Dr. Who, Star Wars, and a whole genre of Japanese sci-fi cartoons have played off that angle and shown us what a globe girdling traffic jam of automated flying cars would be like!
your car could be in communication with vehicles ahead gaining information about local road conditions ~ spot ice, water puddles, dead pedestrians in the roadway rather than in the median where they belong ~ in very short order the fully equipped stand alone models will become networked!
He didn't exactly lose his shirt on the truck ~ it made lots of money ~ but the snow blade just sat there in the garage year after year ~ then one day he made it all back!
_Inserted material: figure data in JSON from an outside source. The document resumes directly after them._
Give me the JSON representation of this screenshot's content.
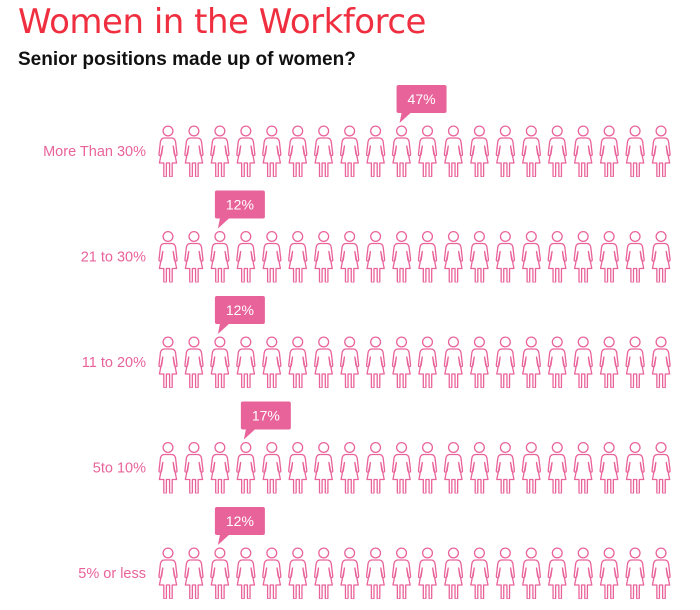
{
  "title": "Women in the Workforce",
  "subtitle": "Senior positions made up of women?",
  "colors": {
    "accent": "#ef2e3f",
    "pink": "#e9639b",
    "subtitle": "#111111",
    "badge_text": "#ffffff"
  },
  "icon": "woman-icon",
  "chart_data": {
    "type": "pictograph",
    "title": "Women in the Workforce",
    "subtitle": "Senior positions made up of women?",
    "icons_per_row": 20,
    "categories": [
      "More Than 30%",
      "21 to 30%",
      "11 to 20%",
      "5to 10%",
      "5% or less"
    ],
    "values": [
      47,
      12,
      12,
      17,
      12
    ],
    "value_labels": [
      "47%",
      "12%",
      "12%",
      "17%",
      "12%"
    ],
    "xlim": [
      0,
      100
    ]
  }
}
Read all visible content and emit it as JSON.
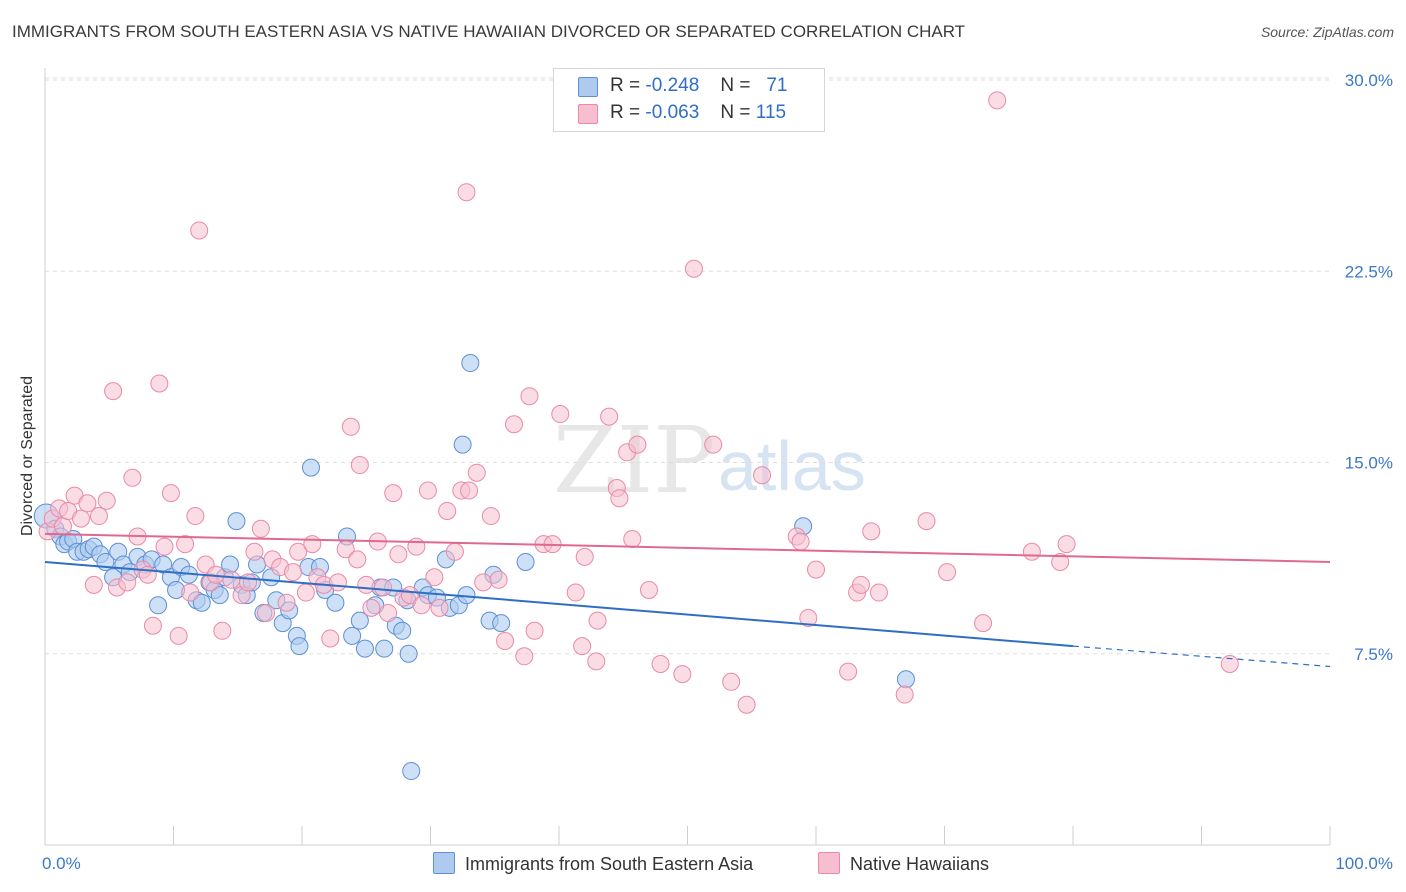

The advent of the automated car will mean the conversion of most automobiles from expense items into potential investment opportunities just like dumptrucks ~ for one car up to large fleets of automobiles.
There's no sense having your car sit in the drive when it could be out on the road being rented out to travelers who don't have a place to park! There's no sense in buying such a vehicle if all you have to do is rent one for immediate use.
Google claims it can reduce the number of cars by 90%, since “a car sits unused some 95% of the time.”
While true, this is to a very considerable extent irrelevant. By the same token, office space could be reduced by 75% simply by optimizing its usage over a week.
But nobody wants to work the off-shifts necessary to make this work.
Similarly, not very many people want to do their shopping at 3 am.
Paranoia= ON
Driverless robotic car? Hmmm... Great idea until the Local/state Police or DHS decide that they want to talk to you.
Dispatcher/monitor: Mr. X has gotten into a vehicle at 23rd and Elm.
Shift Supervisor: Do you have the Number for that vehicle?
Dispatcher/monitor: Yes Sir we do.
Shift Supervisor: Excellent! Procedure 7 then, bring him in.
Paranoia=Off
It seems to me that sometimes these great ideas and inventions have very bad “Unintended Consequences” pre-loaded into them.